6. Aux termes de l’article 20 du code des marchés publics alors applicable :  » En cas de sujétions techniques imprévues ne résultant pas du fait des parties, un avenant ou une décision de poursuivre peut intervenir quel que soit le montant de la modification en résultant (…) « . Ne peuvent être indemnisées au titre des sujétions techniques imprévues que les difficultés matérielles rencontrées lors de l’exécution du marché présentant un caractère exceptionnel, lorsqu’elles étaient imprévisibles lors de la conclusion du contrat et lorsque leur cause était extérieure aux parties. En outre, pour les marchés à forfait, n’ouvrent droit à indemnisation que les sujétions techniques imprévues ayant eu pour effet de bouleverser l’économie du contrat.
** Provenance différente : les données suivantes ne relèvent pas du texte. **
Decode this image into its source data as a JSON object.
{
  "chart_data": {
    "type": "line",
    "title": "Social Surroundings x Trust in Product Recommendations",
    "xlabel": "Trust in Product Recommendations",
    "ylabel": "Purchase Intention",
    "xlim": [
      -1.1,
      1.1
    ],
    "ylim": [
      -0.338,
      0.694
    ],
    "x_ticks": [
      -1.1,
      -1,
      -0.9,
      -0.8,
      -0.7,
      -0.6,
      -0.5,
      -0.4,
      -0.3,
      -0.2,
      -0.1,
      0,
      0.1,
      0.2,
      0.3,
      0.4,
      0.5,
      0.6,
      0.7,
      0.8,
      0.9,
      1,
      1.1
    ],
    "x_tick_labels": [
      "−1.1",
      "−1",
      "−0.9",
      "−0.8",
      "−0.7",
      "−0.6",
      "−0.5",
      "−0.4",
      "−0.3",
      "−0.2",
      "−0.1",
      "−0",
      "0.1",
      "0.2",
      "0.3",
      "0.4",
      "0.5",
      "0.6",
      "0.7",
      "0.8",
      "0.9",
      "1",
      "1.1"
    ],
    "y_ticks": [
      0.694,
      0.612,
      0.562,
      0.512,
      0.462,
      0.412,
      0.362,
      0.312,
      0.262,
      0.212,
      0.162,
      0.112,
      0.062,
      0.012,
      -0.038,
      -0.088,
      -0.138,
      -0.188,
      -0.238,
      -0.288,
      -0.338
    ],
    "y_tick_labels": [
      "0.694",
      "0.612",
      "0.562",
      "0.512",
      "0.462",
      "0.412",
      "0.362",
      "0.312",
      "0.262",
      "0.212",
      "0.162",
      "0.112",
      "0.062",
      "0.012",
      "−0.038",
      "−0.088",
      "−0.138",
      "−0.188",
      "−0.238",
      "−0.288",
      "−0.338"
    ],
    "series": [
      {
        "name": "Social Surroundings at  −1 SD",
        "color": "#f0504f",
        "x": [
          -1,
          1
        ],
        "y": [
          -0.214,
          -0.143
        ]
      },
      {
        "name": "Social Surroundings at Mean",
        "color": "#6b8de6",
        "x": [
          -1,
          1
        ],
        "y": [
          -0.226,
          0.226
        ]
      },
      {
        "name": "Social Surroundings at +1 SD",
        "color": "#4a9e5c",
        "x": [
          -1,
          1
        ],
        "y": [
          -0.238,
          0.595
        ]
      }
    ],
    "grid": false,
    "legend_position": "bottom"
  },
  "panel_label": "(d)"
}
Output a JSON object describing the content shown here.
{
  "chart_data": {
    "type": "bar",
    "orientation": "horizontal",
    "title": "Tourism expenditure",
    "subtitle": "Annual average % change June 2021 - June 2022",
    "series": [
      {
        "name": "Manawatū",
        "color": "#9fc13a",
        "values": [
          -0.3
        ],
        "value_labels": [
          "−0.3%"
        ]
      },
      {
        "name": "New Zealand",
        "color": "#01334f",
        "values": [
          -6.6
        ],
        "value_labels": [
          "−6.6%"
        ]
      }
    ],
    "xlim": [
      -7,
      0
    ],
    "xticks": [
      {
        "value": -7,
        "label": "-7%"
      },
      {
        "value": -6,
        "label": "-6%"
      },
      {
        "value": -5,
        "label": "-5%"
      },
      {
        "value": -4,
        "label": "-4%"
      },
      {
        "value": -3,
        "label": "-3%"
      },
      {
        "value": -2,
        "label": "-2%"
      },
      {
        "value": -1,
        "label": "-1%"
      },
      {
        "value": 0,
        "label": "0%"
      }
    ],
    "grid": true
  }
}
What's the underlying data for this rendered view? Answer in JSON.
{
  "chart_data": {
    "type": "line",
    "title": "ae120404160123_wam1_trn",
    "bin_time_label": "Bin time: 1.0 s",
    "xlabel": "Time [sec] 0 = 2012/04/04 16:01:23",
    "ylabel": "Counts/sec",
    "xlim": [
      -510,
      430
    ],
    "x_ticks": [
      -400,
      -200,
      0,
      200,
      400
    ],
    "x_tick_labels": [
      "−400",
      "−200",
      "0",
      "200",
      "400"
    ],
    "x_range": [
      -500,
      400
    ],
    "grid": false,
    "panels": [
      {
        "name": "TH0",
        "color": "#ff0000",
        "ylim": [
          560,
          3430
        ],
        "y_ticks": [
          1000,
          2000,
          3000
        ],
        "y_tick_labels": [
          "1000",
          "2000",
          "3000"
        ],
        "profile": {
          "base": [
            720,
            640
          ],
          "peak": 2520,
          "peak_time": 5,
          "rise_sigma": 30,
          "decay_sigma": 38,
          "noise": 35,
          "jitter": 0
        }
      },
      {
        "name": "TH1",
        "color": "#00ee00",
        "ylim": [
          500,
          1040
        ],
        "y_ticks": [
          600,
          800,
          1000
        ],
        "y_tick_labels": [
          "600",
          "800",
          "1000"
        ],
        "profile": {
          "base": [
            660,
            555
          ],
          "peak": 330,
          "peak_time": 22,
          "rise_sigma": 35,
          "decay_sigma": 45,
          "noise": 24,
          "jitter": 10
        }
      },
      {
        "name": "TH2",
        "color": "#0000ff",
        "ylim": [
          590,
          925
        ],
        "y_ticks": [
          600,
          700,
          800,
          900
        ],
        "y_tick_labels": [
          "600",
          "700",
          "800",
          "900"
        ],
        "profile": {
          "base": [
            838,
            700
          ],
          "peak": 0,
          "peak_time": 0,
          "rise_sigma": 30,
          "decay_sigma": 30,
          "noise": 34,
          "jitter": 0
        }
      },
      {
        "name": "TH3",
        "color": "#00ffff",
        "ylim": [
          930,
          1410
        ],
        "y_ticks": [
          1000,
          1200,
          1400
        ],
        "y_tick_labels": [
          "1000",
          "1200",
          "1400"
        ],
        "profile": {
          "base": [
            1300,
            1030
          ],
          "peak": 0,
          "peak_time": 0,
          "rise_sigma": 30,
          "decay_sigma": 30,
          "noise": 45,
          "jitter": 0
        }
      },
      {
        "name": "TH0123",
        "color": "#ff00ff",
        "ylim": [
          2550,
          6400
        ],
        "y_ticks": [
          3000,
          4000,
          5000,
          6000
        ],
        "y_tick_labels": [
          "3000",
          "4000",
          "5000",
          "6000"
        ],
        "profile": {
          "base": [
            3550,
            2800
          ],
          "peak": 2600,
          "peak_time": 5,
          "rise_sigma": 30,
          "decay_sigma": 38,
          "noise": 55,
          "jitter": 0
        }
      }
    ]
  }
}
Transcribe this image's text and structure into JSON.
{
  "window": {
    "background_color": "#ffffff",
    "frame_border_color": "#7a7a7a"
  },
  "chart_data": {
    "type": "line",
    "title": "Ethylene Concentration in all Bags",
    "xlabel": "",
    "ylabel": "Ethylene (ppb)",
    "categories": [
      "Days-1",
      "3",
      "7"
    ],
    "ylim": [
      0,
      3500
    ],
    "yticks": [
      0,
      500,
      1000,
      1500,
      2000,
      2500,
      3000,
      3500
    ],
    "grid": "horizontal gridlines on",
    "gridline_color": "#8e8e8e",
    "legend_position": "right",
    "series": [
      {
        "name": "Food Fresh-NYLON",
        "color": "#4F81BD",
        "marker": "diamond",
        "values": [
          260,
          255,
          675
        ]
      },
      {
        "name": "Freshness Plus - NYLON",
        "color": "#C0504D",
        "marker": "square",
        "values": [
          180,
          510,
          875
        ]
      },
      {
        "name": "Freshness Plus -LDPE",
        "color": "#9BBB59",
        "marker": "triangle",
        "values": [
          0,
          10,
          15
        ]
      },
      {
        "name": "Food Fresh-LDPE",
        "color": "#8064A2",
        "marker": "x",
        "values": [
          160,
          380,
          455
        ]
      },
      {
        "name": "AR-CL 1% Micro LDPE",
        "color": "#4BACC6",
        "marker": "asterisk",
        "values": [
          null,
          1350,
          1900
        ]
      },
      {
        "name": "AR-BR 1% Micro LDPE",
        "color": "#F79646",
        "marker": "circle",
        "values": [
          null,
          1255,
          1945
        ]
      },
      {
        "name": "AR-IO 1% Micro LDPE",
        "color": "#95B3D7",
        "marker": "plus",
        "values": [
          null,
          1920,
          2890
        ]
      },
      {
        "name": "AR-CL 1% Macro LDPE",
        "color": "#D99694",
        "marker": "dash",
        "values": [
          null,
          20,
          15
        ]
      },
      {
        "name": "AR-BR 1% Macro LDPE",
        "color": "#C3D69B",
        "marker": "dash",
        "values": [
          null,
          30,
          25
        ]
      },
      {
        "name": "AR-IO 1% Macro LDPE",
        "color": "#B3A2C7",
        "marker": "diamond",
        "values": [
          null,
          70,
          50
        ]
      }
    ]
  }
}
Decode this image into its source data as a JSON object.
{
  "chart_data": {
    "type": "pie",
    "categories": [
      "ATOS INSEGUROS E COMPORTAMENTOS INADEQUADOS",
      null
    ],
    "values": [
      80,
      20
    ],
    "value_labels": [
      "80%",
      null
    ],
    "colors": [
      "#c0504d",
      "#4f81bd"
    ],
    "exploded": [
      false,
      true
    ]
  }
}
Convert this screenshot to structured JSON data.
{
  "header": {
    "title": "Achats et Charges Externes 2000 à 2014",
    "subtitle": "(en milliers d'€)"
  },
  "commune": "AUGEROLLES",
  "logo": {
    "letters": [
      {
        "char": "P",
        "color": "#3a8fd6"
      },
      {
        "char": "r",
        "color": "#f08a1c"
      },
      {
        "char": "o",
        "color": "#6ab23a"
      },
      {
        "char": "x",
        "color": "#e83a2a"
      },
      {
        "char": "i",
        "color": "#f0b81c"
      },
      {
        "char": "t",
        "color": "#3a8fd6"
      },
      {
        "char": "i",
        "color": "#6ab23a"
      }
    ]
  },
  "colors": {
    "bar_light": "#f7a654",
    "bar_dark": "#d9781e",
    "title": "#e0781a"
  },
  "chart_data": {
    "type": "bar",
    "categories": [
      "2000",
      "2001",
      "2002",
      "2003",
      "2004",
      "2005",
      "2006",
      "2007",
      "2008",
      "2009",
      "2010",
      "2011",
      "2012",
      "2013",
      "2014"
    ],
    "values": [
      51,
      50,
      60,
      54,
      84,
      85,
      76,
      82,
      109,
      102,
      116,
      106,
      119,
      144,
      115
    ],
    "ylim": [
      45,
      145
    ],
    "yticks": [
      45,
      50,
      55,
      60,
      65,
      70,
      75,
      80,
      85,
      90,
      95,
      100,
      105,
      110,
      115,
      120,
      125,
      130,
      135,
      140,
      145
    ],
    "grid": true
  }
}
En ce qui concerne les surcoûts liés à la hausse des prix des aciers :

7. L’augmentation du coût des aciers après la notification différée du marché a constitué un aléa du contrat qui doit rester à la charge du cocontractant et ne peut dès lors motiver l’allocation d’une indemnité au titre de l’imprévision que si, nonobstant l’application de la clause de révision des prix, l’économie du marché s’est trouvée bouleversée. Or si l’augmentation du coût des aciers a été significative, et n’avait que très partiellement influencé l’indice de révision du prix du contrat, ce que la société ne pouvait ignorer, elle représente un surcoût estimé par la société Eiffage à 466 638 euros hors taxes pour un marché, après signature de l’avenant n°1, de 6 267 415 euros hors taxes, soit 7,4 % du montant du marché. Le département des Landes est, dans ces conditions, fondé à soutenir que c’est à tort que les premiers juges ont regardé ce surcoût comme ayant bouleversé l’économie du marché.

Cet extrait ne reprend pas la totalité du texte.